Ludwig Striewe, Geschäftsführer der BAT Agrar GmbH & Co. KG, analysierte die aktuelle Situation auf den globalen Getreidemärkten und erläuterte aus Sicht eines der größten deutschen Agrarhändler detailliert die Gründe für die jüngste Preisexplosion. „Der Schlüssel für die weitere Entwicklung der Getreidepreise liegt derzeit vor allem im Kreml“, so die Einstiegsthese des Insiders mit Blick auf den weltweiten Teilmarkt für Weizen. Allerdings sei dies nur die halbe Wahrheit, denn bei der gründlichen Analyse aller Fakten fällt auch auf, dass die Lücke zwischen den vorhandenen Reserven und dem aktuellen Verbrauchsniveau bereits vor dem Krieg in Osteuropa sehr klein war. Der Konflikt verstärke diesen Effekt jedoch, da den Weltmärkten damit größere Getreidemengen aus Russland und der Ukraine entzogen werden und die Reserven der anderen Exportländer bzw. -regionen auf niedrigem Niveau verharrten.

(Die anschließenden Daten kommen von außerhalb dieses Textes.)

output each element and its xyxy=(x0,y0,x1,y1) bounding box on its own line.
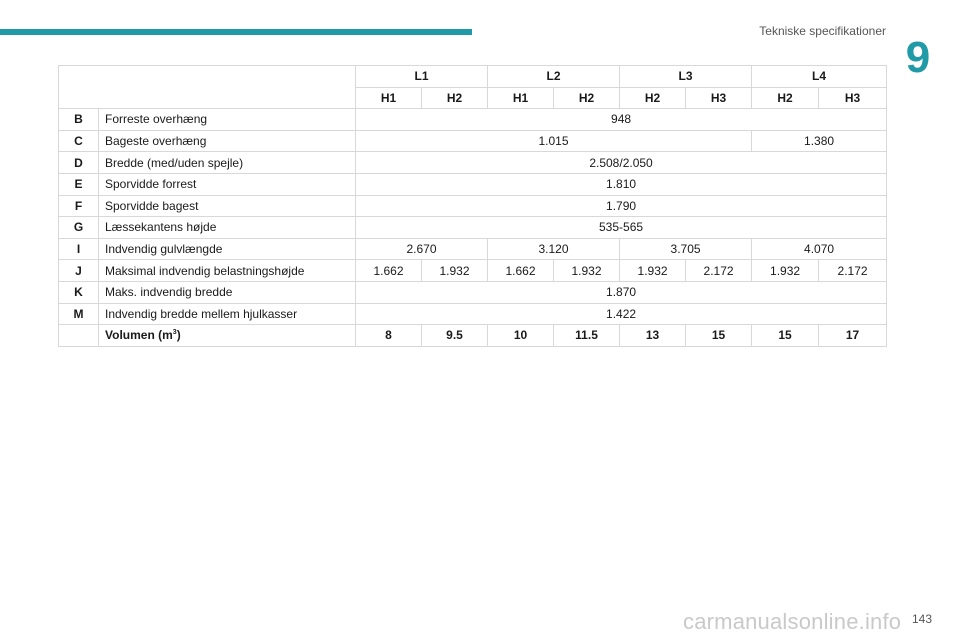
spec-row: I Indvendig gulvlængde 2.670 3.120 3.705 4.07… xyxy=(58,237,888,261)
spec-description: Maks. indvendig bredde xyxy=(98,280,356,304)
spec-code: E xyxy=(58,172,99,196)
spec-row: E Sporvidde forrest 1.810 xyxy=(58,172,888,196)
specifications-table: L1 L2 L3 L4 H1 H2 H1 H2 H2 H3 H2 H3 B For… xyxy=(58,64,888,347)
spec-value: 1.380 xyxy=(751,129,888,153)
spec-value: 1.810 xyxy=(354,172,888,196)
volume-value: 9.5 xyxy=(420,324,489,347)
chapter-number: 9 xyxy=(905,33,931,82)
spec-value: 2.172 xyxy=(685,259,753,282)
spec-value: 1.422 xyxy=(354,302,888,326)
volume-value: 8 xyxy=(355,324,422,347)
height-header: H1 xyxy=(487,86,555,110)
height-header: H3 xyxy=(685,86,753,110)
spec-row: D Bredde (med/uden spejle) 2.508/2.050 xyxy=(58,151,888,174)
spec-row: B Forreste overhæng 948 xyxy=(58,108,888,131)
spec-value: 3.705 xyxy=(619,237,753,261)
volume-value: 10 xyxy=(487,324,555,347)
spec-description: Bageste overhæng xyxy=(98,129,356,153)
spec-code: B xyxy=(58,108,99,131)
header-accent-bar xyxy=(0,29,472,35)
page-number: 143 xyxy=(911,612,932,626)
spec-code: D xyxy=(58,151,99,174)
height-header: H2 xyxy=(420,86,489,110)
spec-value: 1.932 xyxy=(751,259,820,282)
height-header: H2 xyxy=(619,86,687,110)
spec-value: 4.070 xyxy=(751,237,888,261)
spec-code: M xyxy=(58,302,99,326)
height-header: H3 xyxy=(818,86,888,110)
spec-row: F Sporvidde bagest 1.790 xyxy=(58,194,888,218)
volume-value: 15 xyxy=(751,324,820,347)
spec-value: 3.120 xyxy=(487,237,621,261)
spec-code: G xyxy=(58,216,99,239)
spec-code: K xyxy=(58,280,99,304)
spec-value: 2.508/2.050 xyxy=(354,151,888,174)
volume-label: Volumen (m3) xyxy=(98,324,356,347)
spec-value: 948 xyxy=(354,108,888,131)
volume-row: Volumen (m3) 8 9.5 10 11.5 13 15 15 17 xyxy=(58,324,888,347)
spec-row: K Maks. indvendig bredde 1.870 xyxy=(58,280,888,304)
spec-value: 535-565 xyxy=(354,216,888,239)
spec-row: G Læssekantens højde 535-565 xyxy=(58,216,888,239)
spec-code: J xyxy=(58,259,99,282)
length-header: L2 xyxy=(487,65,621,88)
spec-row: J Maksimal indvendig belastningshøjde 1.66… xyxy=(58,259,888,282)
spec-code: F xyxy=(58,194,99,218)
spec-description: Forreste overhæng xyxy=(98,108,356,131)
spec-value: 1.932 xyxy=(420,259,489,282)
spec-code: C xyxy=(58,129,99,153)
spec-value: 2.670 xyxy=(354,237,489,261)
watermark: carmanualsonline.info xyxy=(683,609,902,634)
height-header: H1 xyxy=(355,86,422,110)
spec-value: 1.870 xyxy=(354,280,888,304)
spec-code: I xyxy=(58,237,99,261)
length-header-row: L1 L2 L3 L4 xyxy=(58,64,888,110)
volume-value: 11.5 xyxy=(553,324,621,347)
length-header: L4 xyxy=(751,65,888,88)
spec-value: 1.932 xyxy=(619,259,687,282)
spec-description: Læssekantens højde xyxy=(98,216,356,239)
length-header: L3 xyxy=(619,65,753,88)
spec-row: M Indvendig bredde mellem hjulkasser 1.422 xyxy=(58,302,888,326)
length-header: L1 xyxy=(354,65,489,88)
spec-row: C Bageste overhæng 1.015 1.380 xyxy=(58,129,888,153)
height-header: H2 xyxy=(751,86,820,110)
spec-value: 1.932 xyxy=(553,259,621,282)
volume-value: 15 xyxy=(685,324,753,347)
spec-description: Maksimal indvendig belastningshøjde xyxy=(98,259,356,282)
spec-value: 1.015 xyxy=(354,129,753,153)
height-header: H2 xyxy=(553,86,621,110)
section-title: Tekniske specifikationer xyxy=(759,24,886,38)
spec-description: Indvendig gulvlængde xyxy=(98,237,356,261)
spec-description: Indvendig bredde mellem hjulkasser xyxy=(98,302,356,326)
header-corner xyxy=(58,64,356,110)
spec-description: Sporvidde bagest xyxy=(98,194,356,218)
volume-value: 13 xyxy=(619,324,687,347)
spec-value: 1.790 xyxy=(354,194,888,218)
volume-value: 17 xyxy=(818,324,888,347)
spec-description: Bredde (med/uden spejle) xyxy=(98,151,356,174)
spec-value: 1.662 xyxy=(487,259,555,282)
volume-code-cell xyxy=(58,324,99,347)
spec-value: 2.172 xyxy=(818,259,888,282)
spec-value: 1.662 xyxy=(355,259,422,282)
spec-description: Sporvidde forrest xyxy=(98,172,356,196)
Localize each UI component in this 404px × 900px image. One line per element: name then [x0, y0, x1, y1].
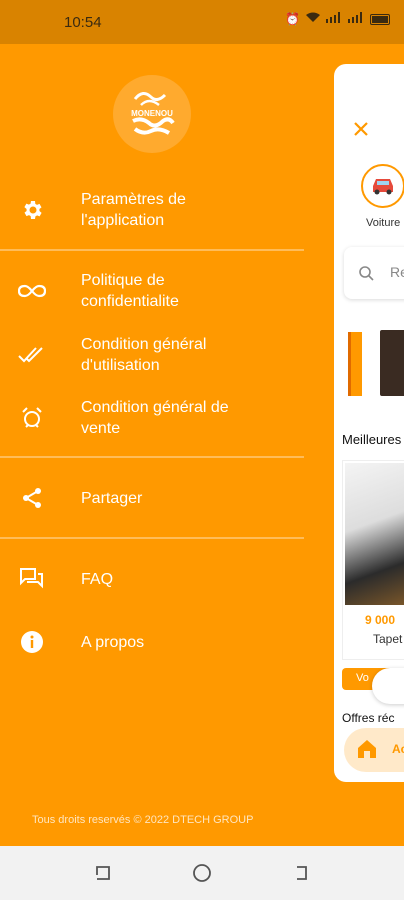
status-bar: 10:54 ⏰ — [0, 0, 404, 44]
floating-toggle[interactable] — [372, 668, 404, 704]
divider — [0, 456, 304, 458]
menu-item-label: FAQ — [81, 571, 114, 588]
gear-icon — [18, 196, 46, 224]
home-button-icon[interactable] — [191, 862, 213, 884]
offers-section-title: Offres réc — [342, 711, 395, 725]
menu-item-label: Condition général de vente — [81, 399, 229, 437]
product-price: 9 000 — [365, 613, 396, 627]
menu-item-privacy[interactable]: Politique de confidentialite — [0, 269, 304, 313]
alarm-icon — [18, 404, 46, 432]
menu-item-faq[interactable]: FAQ — [0, 557, 304, 601]
share-icon — [18, 484, 46, 512]
system-nav-bar — [0, 846, 404, 900]
alarm-status-icon: ⏰ — [285, 12, 300, 26]
search-placeholder: Re — [390, 264, 404, 280]
best-section-title: Meilleures — [342, 432, 402, 447]
menu-item-label: A propos — [81, 634, 145, 651]
promo-banner-image[interactable] — [380, 330, 404, 396]
forum-icon — [18, 565, 46, 593]
divider — [0, 249, 304, 251]
menu-item-label: Paramètres de l'application — [81, 191, 186, 229]
close-icon[interactable] — [352, 120, 370, 138]
infinity-icon — [18, 277, 46, 305]
back-icon[interactable] — [289, 862, 311, 884]
car-icon — [373, 179, 393, 195]
product-name: Tapet — [373, 632, 403, 646]
signal-icon — [326, 12, 342, 26]
product-image — [345, 463, 404, 605]
battery-icon — [370, 13, 390, 25]
double-check-icon — [18, 341, 46, 369]
product-card[interactable]: 9 000 Tapet — [342, 460, 404, 660]
status-icons: ⏰ — [285, 12, 390, 26]
nav-home-label: Ac — [392, 742, 404, 756]
menu-item-settings[interactable]: Paramètres de l'application — [0, 188, 304, 232]
search-icon — [358, 265, 374, 286]
home-icon[interactable] — [356, 738, 378, 765]
menu-item-about[interactable]: A propos — [0, 620, 304, 664]
main-screen-preview[interactable]: Voiture Re Meilleures 9 000 Tapet Vo Off… — [334, 64, 404, 782]
info-icon — [18, 628, 46, 656]
handshake-logo-icon: MONENOU — [131, 92, 175, 135]
divider — [0, 537, 304, 539]
menu-item-terms-of-use[interactable]: Condition général d'utilisation — [0, 333, 304, 377]
menu-item-terms-of-sale[interactable]: Condition général de vente — [0, 396, 304, 440]
bottom-nav[interactable]: Ac — [344, 728, 404, 772]
menu-item-label: Politique de confidentialite — [81, 272, 179, 310]
category-label: Voiture — [366, 217, 401, 229]
search-bar[interactable]: Re — [344, 247, 404, 299]
see-more-label: Vo — [356, 672, 369, 684]
menu-item-label: Partager — [81, 490, 143, 507]
recents-icon[interactable] — [92, 862, 114, 884]
menu-item-label: Condition général d'utilisation — [81, 336, 207, 374]
wifi-icon — [306, 12, 320, 26]
status-time: 10:54 — [64, 14, 102, 31]
menu-item-share[interactable]: Partager — [0, 476, 304, 520]
signal-icon-2 — [348, 12, 364, 26]
category-car-button[interactable] — [361, 164, 404, 208]
svg-text:MONENOU: MONENOU — [131, 109, 173, 118]
promo-banner[interactable] — [348, 332, 362, 396]
copyright-text: Tous droits reservés © 2022 DTECH GROUP — [32, 814, 254, 826]
app-logo: MONENOU — [113, 75, 191, 153]
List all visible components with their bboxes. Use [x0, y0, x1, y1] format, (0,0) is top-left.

Als Folge der Entwicklung agiert der Agrarhandel derzeit sehr zurückhaltend und fährt nur kleine Positionen. „Denn die Märkte sind von Faktoren abhängig, die nicht einzuschätzen sind“, so Striewe. Die größte Herausforderung sei daher auch die Finanzierung des Bestandes, die ein deutlich erhöhtes Finanzvolumen benötige, während das Hedging größere Finanzierungsreserven erfordere. Allerdings sei zum Beispiel BAT so aufgestellt, dass ein weiterer Preisanstieg beim Getreide aufgefangen werden könne. „Die oberste Prämisse im Agrarhandel ist und bleibt: ‚Kenne deinen Vertragspartner‘.“
Ausblick: Branchendialog Agrar & Ernährung 2023 schon in Vorbereitung
Der 9. Branchendialog Agrar & Ernährung knüpfte für Christoph Havermann nahtlos an die Veranstaltungen der Vorjahre an: „Unser Ziel ist es immer, allen Teilnehmern einen Überblick über die gesamte Branche entlang der Wertschöpfungskette zu geben. Dies ist uns auch in diesem Jahr wieder gut gelungen. Als führender Berater der Agrar- und Ernährungsindustrie freuen wir uns auf die Fortsetzung des Dialogs.“
„Wir hatten einmal mehr starke Vorträge und lebhafte Diskussionen zu zahlreichen aktuellen Themen und wir hoffen, auch 2023 wieder wichtige Impulse für die Branche setzen zu können“, freute sich Klaus-Martin Fischer bereits auf die Jubiläumsausgabe des Branchendialogs Agrar & Ernährung im kommenden Jahr in Düsseldorf.